14 Eylül 2009 Pazartesi

ağlama değmez hayat. bu gözyaşlarına.

Sevmiyorum.
Ankarada kutlanan! doğumgünlerini de, doğumları da, günleri de.
En son 23 yaşında, uyanıp doğumgünüm olduğunu hatırladığımda ağlamıştım.
Aslında matah bir durum da değildir benim ağlamam. Bir japon çizgi film karakteri ne kadar çabuk neşelenir ayakları yerden kesilirse o kadar çabuk da bahçe hortumu hızıyla ağlayabilir.

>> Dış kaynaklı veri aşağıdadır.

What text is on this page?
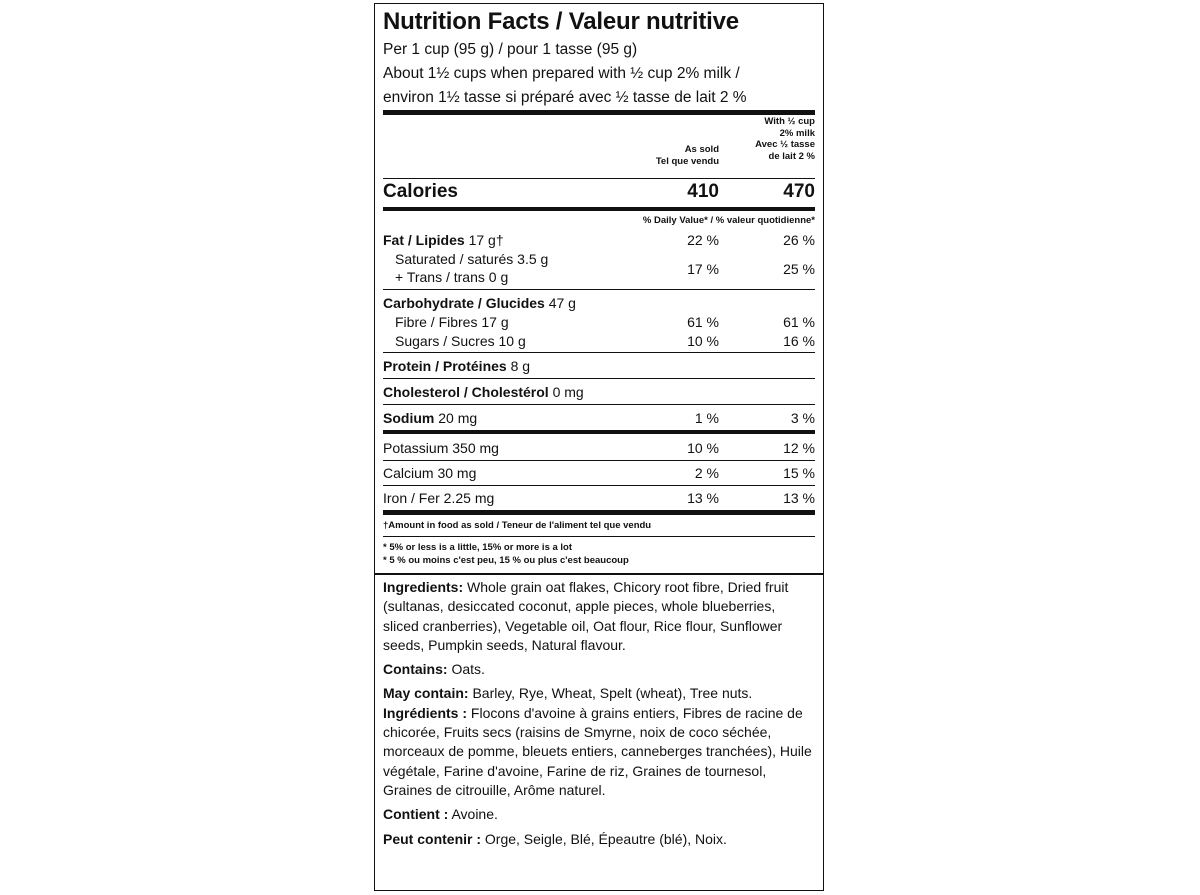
Nutrition Facts / Valeur nutritive
Per 1 cup (95 g) / pour 1 tasse (95 g)
About 1½ cups when prepared with ½ cup 2% milk /
environ 1½ tasse si préparé avec ½ tasse de lait 2 %
As sold
Tel que vendu
With ½ cup
2% milk
Avec ½ tasse
de lait 2 %
Calories	410	470
% Daily Value* / % valeur quotidienne*
Fat / Lipides 17 g†	22 %	26 %
Saturated / saturés 3.5 g
+ Trans / trans 0 g	17 %	25 %
Carbohydrate / Glucides 47 g
Fibre / Fibres 17 g	61 %	61 %
Sugars / Sucres 10 g	10 %	16 %
Protein / Protéines 8 g
Cholesterol / Cholestérol 0 mg
Sodium 20 mg	1 %	3 %
Potassium 350 mg	10 %	12 %
Calcium 30 mg	2 %	15 %
Iron / Fer 2.25 mg	13 %	13 %
†Amount in food as sold / Teneur de l'aliment tel que vendu
* 5% or less is a little, 15% or more is a lot
* 5 % ou moins c'est peu, 15 % ou plus c'est beaucoup

Ingredients: Whole grain oat flakes, Chicory root fibre, Dried fruit (sultanas, desiccated coconut, apple pieces, whole blueberries, sliced cranberries), Vegetable oil, Oat flour, Rice flour, Sunflower seeds, Pumpkin seeds, Natural flavour.

Contains: Oats.

May contain: Barley, Rye, Wheat, Spelt (wheat), Tree nuts.

Ingrédients : Flocons d'avoine à grains entiers, Fibres de racine de chicorée, Fruits secs (raisins de Smyrne, noix de coco séchée, morceaux de pomme, bleuets entiers, canneberges tranchées), Huile végétale, Farine d'avoine, Farine de riz, Graines de tournesol, Graines de citrouille, Arôme naturel.

Contient : Avoine.

Peut contenir : Orge, Seigle, Blé, Épeautre (blé), Noix.
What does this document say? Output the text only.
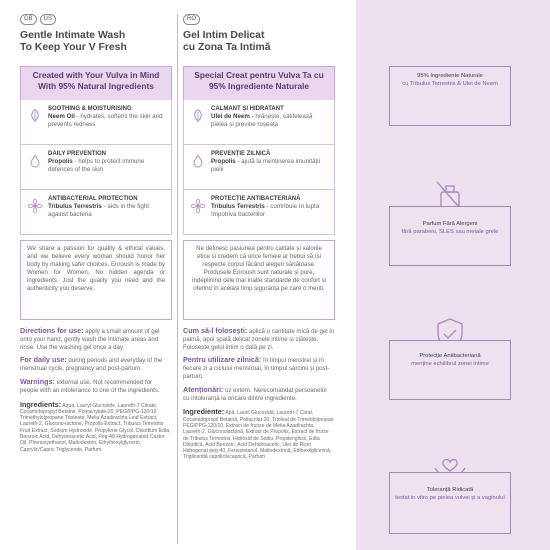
GB	US
Gentle Intimate Wash
To Keep Your V Fresh
Created with Your Vulva in Mind With 95% Natural Ingredients
SOOTHING & MOISTURISING
Neem Oil - hydrates, softens the skin and prevents redness
DAILY PREVENTION
Propolis - helps to protect immune defences of the skin
ANTIBACTERIAL PROTECTION
Tribulus Terrestris - aids in the fight against bacteria
We share a passion for quality & ethical values, and we believe every woman should honor her body by making safer choices. Enroush is made by Women for Women. No hidden agenda or ingredients. Just the quality you need and the authenticity you deserve.
Directions for use: apply a small amount of gel onto your hand, gently wash the intimate areas and rinse. Use the washing gel once a day.
For daily use: during periods and everyday of the menstrual cycle, pregnancy and post-partum.
Warnings: external use. Not recommended for people with an intolerance to one of the ingredients.
Ingredients: Aqua, Lauryl Glucoside, Laureth-7 Citrate, Cocamidopropyl Betaine, Polyacrylate-20, PEG/PPG-120/10 Trimethylolpropane Trioleate, Melia Azadirachta Leaf Extract, Laureth-2, Glucono-lactone, Propolis Extract, Tribulus Terrestris Fruit Extract, Sodium Hydroxide, Propylene Glycol, Disodium Edta, Benzoic Acid, Dehydroacetic Acid, Peg-40 Hydrogenated Castor Oil, Phenoxyethanol, Maltodextrin, Ethylhexylglycerin, Caprylic/Capric Triglyceride, Parfum
RO
Gel Intim Delicat
cu Zona Ta Intimă
Special Creat pentru Vulva Ta cu 95% Ingrediente Naturale
CALMANT ȘI HIDRATANT
Ulei de Neem - hrănește, catifelează pielea și previne roșeața
PREVENȚIE ZILNICĂ
Propolis - ajută la menținerea imunității pielii
PROTECȚIE ANTIBACTERIANĂ
Tribulus Terrestris - contribuie în lupta împotriva bacteriilor
Ne definesc pasiunea pentru calitate și valorile etice și credem că orice femeie ar trebui să își respecte corpul făcând alegeri sănătoase. Produsele Enroush sunt naturale și pure, îndeplinind cele mai înalte standarde de confort și oferind în același timp siguranța pe care o meriți.
Cum să-l folosești: aplică o cantitate mică de gel în palmă, apoi spală delicat zonele intime și clătește. Folosește gelul intim o dată pe zi.
Pentru utilizare zilnică: în timpul menstrei și în fiecare zi a ciclului menstrual, în timpul sarcinii și post-partum.
Atenționări: uz extern. Nerecomandat persoanelor cu intoleranță la oricare dintre ingrediente.
Ingrediente: Apă, Lauril Glucozidă, Laureth-7 Citrat, Cocamidopropil Betaină, Poliacrilat-20, Trioleat de Trimetilolpropan PEG/PPG-120/10, Extract de frunze de Melia Azadirachta, Laureth-2, Gluconolactonă, Extract de Propolis, Extract de fructe de Tribulus Terrestris, Hidroxid de Sodiu, Propilenglicol, Edta Disodică, Acid Benzoic, Acid Dehidroacetic, Ulei de Ricin Hidrogenat peg-40, Fenoxietanol, Maltodextrină, Etilhexilglicerină, Trigliceridă caprilică/caprică, Parfum
95% Ingrediente Naturale
cu Tribulus Terrestris & Ulei de Neem
Parfum Fără Alergeni
fără parabeni, SLES sau metale grele
Protecție Antibacteriană
menține echilibrul zonei intime
Toleranță Ridicată
testat in vitro pe pielea vulvei și a vaginului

Benim gibi. neye ağladım bilmiyorum. asla görmek istemediğim eski sevgilimin sırf doğum günüm için gelmesine mi? bir yerlerde teğet geçtiğim başka bir astral tanrının, doğum günü haftasonunu anlayıp, bana son parasıyla aldığı küçük pastaya mı?
arife hediyem nadal-del porto maçından sonra doğumgünü mesajım federer finalini kaçırdığıma mı?
artık finallerin federer nadal arasında olmamasının bir anlamı olduğuna mı?
doğumgünlerinin alışkanlıkların değişmesi ya da değişen alışkanlıklara dair birşey olduğuna mı?
neye ağladım acaba?
olsun ağlamak güzeldir. bitmesi gerektiğinde biterse.